While people originally began collecting inadvertent digital malfunctions for their entertaining qualities, a whole new generation of creators is founding an entirely new field via replicating and engineering glitches for results that are half intentional and half up to "the ghost in the machine."
Side note: one simple way to do this is to resave a sound file under the file extension “.raw” instead of “.mp3” and open it up as an image that provides a total abstraction; a meaningless but direct transcription from musical data. Similarly, one can take an “.img” file and reopen it as a “.txt” file, then tinker with the resulting text and open again as an “.img” file to see some wacky results.
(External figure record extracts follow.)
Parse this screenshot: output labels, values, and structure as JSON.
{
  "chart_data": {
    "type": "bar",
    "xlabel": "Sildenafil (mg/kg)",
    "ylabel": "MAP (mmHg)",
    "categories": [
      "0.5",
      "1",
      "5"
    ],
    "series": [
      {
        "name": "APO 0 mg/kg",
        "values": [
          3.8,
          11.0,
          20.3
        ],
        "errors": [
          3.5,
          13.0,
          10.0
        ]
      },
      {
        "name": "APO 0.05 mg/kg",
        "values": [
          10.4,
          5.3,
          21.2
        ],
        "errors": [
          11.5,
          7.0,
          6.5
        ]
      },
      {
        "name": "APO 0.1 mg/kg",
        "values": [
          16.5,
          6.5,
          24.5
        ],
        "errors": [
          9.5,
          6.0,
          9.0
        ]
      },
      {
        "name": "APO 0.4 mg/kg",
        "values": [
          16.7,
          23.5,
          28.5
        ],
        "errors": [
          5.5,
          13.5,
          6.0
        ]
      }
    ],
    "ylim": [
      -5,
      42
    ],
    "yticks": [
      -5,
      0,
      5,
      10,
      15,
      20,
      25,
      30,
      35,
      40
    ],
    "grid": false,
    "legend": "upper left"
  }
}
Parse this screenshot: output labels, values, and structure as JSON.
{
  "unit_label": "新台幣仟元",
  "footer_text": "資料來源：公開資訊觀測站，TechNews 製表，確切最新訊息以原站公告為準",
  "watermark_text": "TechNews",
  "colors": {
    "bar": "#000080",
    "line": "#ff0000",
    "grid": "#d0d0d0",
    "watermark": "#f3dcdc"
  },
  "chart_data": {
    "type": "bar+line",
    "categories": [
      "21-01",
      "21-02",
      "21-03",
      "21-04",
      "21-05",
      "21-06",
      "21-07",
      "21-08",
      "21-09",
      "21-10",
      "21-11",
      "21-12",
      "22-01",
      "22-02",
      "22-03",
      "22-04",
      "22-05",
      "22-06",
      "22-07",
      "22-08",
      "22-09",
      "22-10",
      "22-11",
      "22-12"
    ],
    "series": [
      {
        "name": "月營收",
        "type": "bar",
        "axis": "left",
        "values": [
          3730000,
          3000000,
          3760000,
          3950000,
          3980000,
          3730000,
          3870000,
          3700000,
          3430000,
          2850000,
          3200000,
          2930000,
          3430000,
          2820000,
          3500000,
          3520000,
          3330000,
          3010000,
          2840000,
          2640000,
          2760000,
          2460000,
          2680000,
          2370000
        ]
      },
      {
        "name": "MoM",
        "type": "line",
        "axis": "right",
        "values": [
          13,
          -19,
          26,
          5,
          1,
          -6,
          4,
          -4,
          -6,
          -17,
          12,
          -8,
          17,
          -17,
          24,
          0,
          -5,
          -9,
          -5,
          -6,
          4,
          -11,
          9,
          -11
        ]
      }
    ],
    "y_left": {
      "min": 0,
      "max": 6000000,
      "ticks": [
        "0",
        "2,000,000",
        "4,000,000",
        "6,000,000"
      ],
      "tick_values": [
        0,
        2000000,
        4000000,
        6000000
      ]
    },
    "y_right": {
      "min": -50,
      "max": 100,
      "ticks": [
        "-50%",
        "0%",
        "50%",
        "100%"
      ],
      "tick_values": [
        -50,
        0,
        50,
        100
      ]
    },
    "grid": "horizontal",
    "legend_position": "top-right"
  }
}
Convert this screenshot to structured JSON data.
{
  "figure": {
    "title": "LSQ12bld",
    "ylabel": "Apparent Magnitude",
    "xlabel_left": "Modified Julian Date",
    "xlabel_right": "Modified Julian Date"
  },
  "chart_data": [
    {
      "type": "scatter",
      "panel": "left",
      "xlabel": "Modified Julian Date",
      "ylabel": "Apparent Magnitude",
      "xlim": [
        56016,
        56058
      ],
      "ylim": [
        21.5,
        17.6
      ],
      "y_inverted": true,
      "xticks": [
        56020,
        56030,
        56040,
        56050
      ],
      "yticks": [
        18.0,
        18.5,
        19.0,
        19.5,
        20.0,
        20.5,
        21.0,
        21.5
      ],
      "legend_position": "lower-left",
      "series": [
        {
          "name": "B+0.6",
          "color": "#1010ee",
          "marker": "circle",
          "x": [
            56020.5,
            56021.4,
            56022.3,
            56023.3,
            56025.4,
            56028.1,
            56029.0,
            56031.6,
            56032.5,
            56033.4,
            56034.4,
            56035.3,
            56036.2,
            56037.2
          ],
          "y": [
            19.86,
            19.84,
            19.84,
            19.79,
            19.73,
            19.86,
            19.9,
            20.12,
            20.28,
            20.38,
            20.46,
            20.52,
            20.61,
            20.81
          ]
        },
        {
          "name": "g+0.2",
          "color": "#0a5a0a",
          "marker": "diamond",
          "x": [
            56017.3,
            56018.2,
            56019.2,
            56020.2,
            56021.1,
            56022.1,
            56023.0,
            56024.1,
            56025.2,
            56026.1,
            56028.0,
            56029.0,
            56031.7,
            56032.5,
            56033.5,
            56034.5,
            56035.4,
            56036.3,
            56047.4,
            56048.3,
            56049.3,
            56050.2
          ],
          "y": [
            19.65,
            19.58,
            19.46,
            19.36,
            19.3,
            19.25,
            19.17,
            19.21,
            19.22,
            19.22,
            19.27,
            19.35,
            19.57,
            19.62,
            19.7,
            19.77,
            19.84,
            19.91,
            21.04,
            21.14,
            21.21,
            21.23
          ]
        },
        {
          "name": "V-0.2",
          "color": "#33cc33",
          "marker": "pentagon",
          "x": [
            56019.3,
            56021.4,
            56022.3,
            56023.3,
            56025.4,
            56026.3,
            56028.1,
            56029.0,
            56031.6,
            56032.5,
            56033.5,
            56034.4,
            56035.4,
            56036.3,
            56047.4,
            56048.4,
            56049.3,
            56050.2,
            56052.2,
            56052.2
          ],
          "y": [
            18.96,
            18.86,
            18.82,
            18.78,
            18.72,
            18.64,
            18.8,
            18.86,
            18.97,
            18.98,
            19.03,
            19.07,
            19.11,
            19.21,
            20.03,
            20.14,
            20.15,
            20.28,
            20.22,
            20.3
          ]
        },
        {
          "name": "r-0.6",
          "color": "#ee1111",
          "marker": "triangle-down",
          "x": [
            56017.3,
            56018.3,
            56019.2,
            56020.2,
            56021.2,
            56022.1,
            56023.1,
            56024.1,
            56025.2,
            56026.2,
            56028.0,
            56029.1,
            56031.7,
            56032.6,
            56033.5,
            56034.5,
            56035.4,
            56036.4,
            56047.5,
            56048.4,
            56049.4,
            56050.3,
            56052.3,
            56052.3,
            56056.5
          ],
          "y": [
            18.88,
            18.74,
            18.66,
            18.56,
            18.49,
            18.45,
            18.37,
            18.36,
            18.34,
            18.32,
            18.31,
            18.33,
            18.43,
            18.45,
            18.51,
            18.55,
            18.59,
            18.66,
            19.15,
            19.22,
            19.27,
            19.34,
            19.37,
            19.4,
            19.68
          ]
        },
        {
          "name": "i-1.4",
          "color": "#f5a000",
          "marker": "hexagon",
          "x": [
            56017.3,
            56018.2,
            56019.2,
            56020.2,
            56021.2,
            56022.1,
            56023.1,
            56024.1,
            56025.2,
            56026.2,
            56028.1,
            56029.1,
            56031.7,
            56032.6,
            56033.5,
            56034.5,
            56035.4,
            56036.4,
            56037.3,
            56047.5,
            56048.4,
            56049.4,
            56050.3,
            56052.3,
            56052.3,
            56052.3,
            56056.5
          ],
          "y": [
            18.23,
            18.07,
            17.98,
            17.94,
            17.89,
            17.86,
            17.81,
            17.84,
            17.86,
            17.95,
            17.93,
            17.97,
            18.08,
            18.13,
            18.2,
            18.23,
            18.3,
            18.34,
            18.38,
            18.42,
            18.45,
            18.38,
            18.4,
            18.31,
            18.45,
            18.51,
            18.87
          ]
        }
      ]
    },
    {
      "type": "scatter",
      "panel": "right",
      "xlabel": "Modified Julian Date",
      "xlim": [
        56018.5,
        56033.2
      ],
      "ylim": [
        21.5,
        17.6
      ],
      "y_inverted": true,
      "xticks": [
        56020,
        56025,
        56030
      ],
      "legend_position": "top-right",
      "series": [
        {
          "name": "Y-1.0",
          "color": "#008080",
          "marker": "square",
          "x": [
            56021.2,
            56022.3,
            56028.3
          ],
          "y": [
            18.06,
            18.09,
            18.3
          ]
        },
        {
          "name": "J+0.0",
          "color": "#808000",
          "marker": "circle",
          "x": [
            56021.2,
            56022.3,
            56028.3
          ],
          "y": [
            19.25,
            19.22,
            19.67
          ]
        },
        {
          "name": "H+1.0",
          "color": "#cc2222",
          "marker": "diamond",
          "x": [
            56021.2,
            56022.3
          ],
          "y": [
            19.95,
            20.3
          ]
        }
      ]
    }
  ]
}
However one does it, artists, appreciators, consumers, and irreverent hackers alike are finding that making and/or viewing glitch content is refreshing and even empowering in a high-definition, high-resolution, hyper-saturated, photoshopped, overmarketed world.
Great strength and potential lies in “the notion that we don’t have to accept what’s been handed to us,” says an in the PBS video The Art of Glitch.
“In the way that punk music was a reaction against this hyper polished commercial rock and roll of the time, glitch art is also a reaction against the hyper realism that’s portrayed in contemporary media,” says artist Phillip Stearns in the short.
There is also a great sense of relief in finding that imperfections are not disasters, but can rather make for some lovely and spontaneous creations. DJ/visual events that center upon real-time editing have been a thing for a while now, and Glitch Safari and all its spinoffs are continuously stockpiling its comprehensive but never exhaustive archive of any viewable glitch ever made or found.
Not only is this weekend the last call for Glitchometry, but Saturday, December 14th coincides with the launch of an associated show at Transfer touted as a must-see in this week’s Art F City:
Also curated by Temkin, Net Vvorth, the compilation of “all counterfeit” net art by 50 net artists and their imposters, will screen at 7 p.m. at the gallery (at 1030 Metropolitan Avenue in Brooklyn) and simultaneously go live at http://netvvorth.com/. This will come in conjunction with the kickoff of an online auction house with the meta-goal of supporting the support of art that challenges conceptions of “legitimate” art by peddling virtual fascinations. In the spirit of the glitch, no matter what happens, the show will go on.
Glitchometry is showing at Transfer Gallery through this Saturday, December 14th.